Dès qu’il franchit les lourdes portes de l’aile Ouest, Mero sentit en lui naître un mélange puissant d’excitation et d’appréhension. Ce n’était plus seulement l’aboutissement d’un long voyage ni une simple affectation administrative : c’était l’ouverture d’un nouveau chapitre dans sa vie. L’École Impériale ne se contentait pas d’être un lieu d’enseignement traditionnel. C’était un microcosme à part entière, un véritable creuset où se forgeaient des alliances secrètes, se nouaient des intrigues politiques et se formaient les futurs piliers du pouvoir. Dans ces couloirs aux dorures raffinées et aux allures majestueuses, chaque pierre semblait raconter l’histoire glorieuse de l’Empire, rappelant aux occupants qu’ils n’étaient pas de simples étudiants, mais des acteurs destinés à écrire l’avenir de leur monde.

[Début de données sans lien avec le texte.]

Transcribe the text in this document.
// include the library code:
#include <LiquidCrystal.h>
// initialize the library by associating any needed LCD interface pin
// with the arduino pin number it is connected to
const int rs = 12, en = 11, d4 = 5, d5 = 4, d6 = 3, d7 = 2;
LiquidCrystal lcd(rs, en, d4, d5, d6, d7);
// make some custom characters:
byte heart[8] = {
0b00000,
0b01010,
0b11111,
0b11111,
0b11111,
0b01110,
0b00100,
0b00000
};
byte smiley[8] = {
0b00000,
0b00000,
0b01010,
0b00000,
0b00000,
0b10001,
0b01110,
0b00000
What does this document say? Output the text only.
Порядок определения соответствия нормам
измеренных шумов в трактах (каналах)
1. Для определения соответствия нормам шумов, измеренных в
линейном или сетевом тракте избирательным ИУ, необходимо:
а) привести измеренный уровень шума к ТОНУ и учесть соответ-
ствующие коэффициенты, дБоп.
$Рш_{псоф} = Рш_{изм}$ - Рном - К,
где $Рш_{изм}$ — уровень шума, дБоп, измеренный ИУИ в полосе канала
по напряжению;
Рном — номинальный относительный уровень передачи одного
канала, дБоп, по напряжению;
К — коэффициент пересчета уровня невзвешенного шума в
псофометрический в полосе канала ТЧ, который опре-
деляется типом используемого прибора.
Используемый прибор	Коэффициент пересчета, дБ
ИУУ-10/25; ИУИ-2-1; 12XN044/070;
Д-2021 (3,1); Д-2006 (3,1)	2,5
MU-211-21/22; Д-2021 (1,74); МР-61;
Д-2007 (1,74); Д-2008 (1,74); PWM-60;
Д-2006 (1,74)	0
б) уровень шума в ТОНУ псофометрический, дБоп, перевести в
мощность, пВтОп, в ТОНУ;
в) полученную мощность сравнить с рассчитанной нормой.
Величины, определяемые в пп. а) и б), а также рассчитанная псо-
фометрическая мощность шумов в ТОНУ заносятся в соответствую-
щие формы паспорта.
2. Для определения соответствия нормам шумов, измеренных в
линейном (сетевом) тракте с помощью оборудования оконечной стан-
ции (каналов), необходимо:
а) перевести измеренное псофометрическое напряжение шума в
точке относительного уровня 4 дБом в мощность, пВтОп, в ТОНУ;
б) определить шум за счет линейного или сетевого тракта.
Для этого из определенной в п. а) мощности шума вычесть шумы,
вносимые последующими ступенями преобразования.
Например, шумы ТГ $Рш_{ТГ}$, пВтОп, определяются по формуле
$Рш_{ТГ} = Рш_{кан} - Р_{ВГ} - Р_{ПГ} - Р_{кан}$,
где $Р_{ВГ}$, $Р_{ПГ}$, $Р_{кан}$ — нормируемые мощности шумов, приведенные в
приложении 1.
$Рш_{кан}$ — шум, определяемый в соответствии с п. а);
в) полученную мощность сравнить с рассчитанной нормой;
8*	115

Le fonctionnaire avait également insisté sur le symbolisme de ces dortoirs réservés aux élèves de marque. La présence d’un nombre extrêmement réduit de membres royaux ou impériaux, alors que la capacité totale pouvait atteindre des dizaines de milliers, mettait en lumière la singularité de la position qui était désormais attribuée à Mero. Chaque corridor, chaque salle, portait la trace d’une tradition d’excellence et témoignait de l’ambition de l’Empire de forger une élite capable de guider son destin.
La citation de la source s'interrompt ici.